A doctor at the clinic John Paul II, in Conakry, says he made several demonstrators injured by live ammunition.
For the opposition, the interim executive officers may be of massive fraud, especially in the distribution of voter cards for the next presidential election. Diallo claims that during the 2013 legislative elections, in his district of Conakry, heads of district designated by the authorities "have extracted all the voting cards that bore the surnames of nationals of [its] community [Fulani] automatically suspected opposition activists, to throw them in the trash. " Replica of Alpha Condé in his last interview with Jeune Afrique : "The new electoral code has ruled out any participation of mayors and delegations in the electoral process." However, the head of state says it is open "for further discussion of this point."
According to Diallo and his ally Sidya Toure, President of the Union of Republican Forces, the simplest solution would be to quickly elect new municipal councils before the presidential election. But power refuses to reverse the electoral calendar. For satisfaction, opposition multiplies the muscular events. Which the police reacted with brutality. The Office of the United Nations Human Rights deplores the death of six people since April 13. A doctor at the clinic John Paul II, in Conakry, says he made several demonstrators injured by live ammunition.

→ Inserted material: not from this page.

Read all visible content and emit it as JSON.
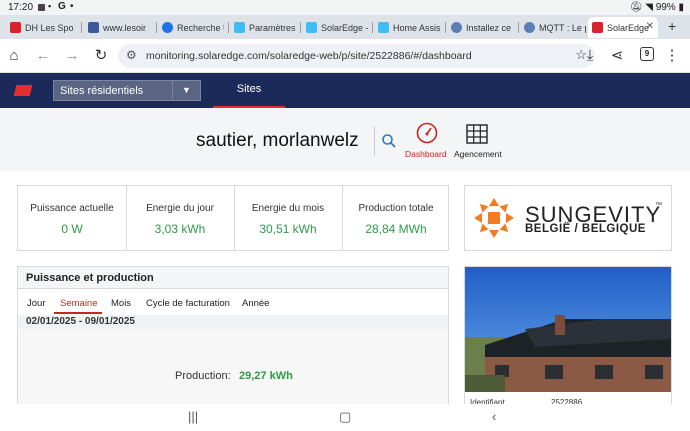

Are we at an impasse? In theory, yes. In both camps, the words are hard. Cellou deals Alpha "Sekou Toure of the century". Alpha Cellou accused of "throwing young people in the street hoping that there be dead in order to trigger a military coup." That said, there are two years before the parliamentary elections in September 2013, both sides had violently clashed earlier this year (nearly 60 dead) and had finally agreed to identify voters.
This May 20, the Presidential Palace in Conakry, brothers and Cellou Alpha enemies met for one hour. A first for three years. In this head-to-head, there is nothing out immediately, but, according to his spokesman, Kiridi Bangoura (see p. 65), the Guinean president pledged to "listen to each party to find a consensus. " If dialogue does not advance, the Ghanaian Mohammed Ibn Chambas, the UN Special Representative for West Africa, could provide good offices, as did two years ago its predecessor, the Algerian Said Djinnit.
Whither Guinea? Following the Ebola tragedy, he is not yet cleared, the country may enter recession (see p. 71). Banditry progresses. Witness the killings in the streets of Conakry, of Aissatou Boiro, Director of Treasury in November 2012 and Thierno Aliou Diaouné, coordinator of a UN fund last February.
"I inherited a country, not a state," likes to say President Condé. If they do not want to relive the nightmare of 2009, under Captain Dadis Camara, Alpha, Cellou Sidya and the others will have to consider as brothers and not as enemies.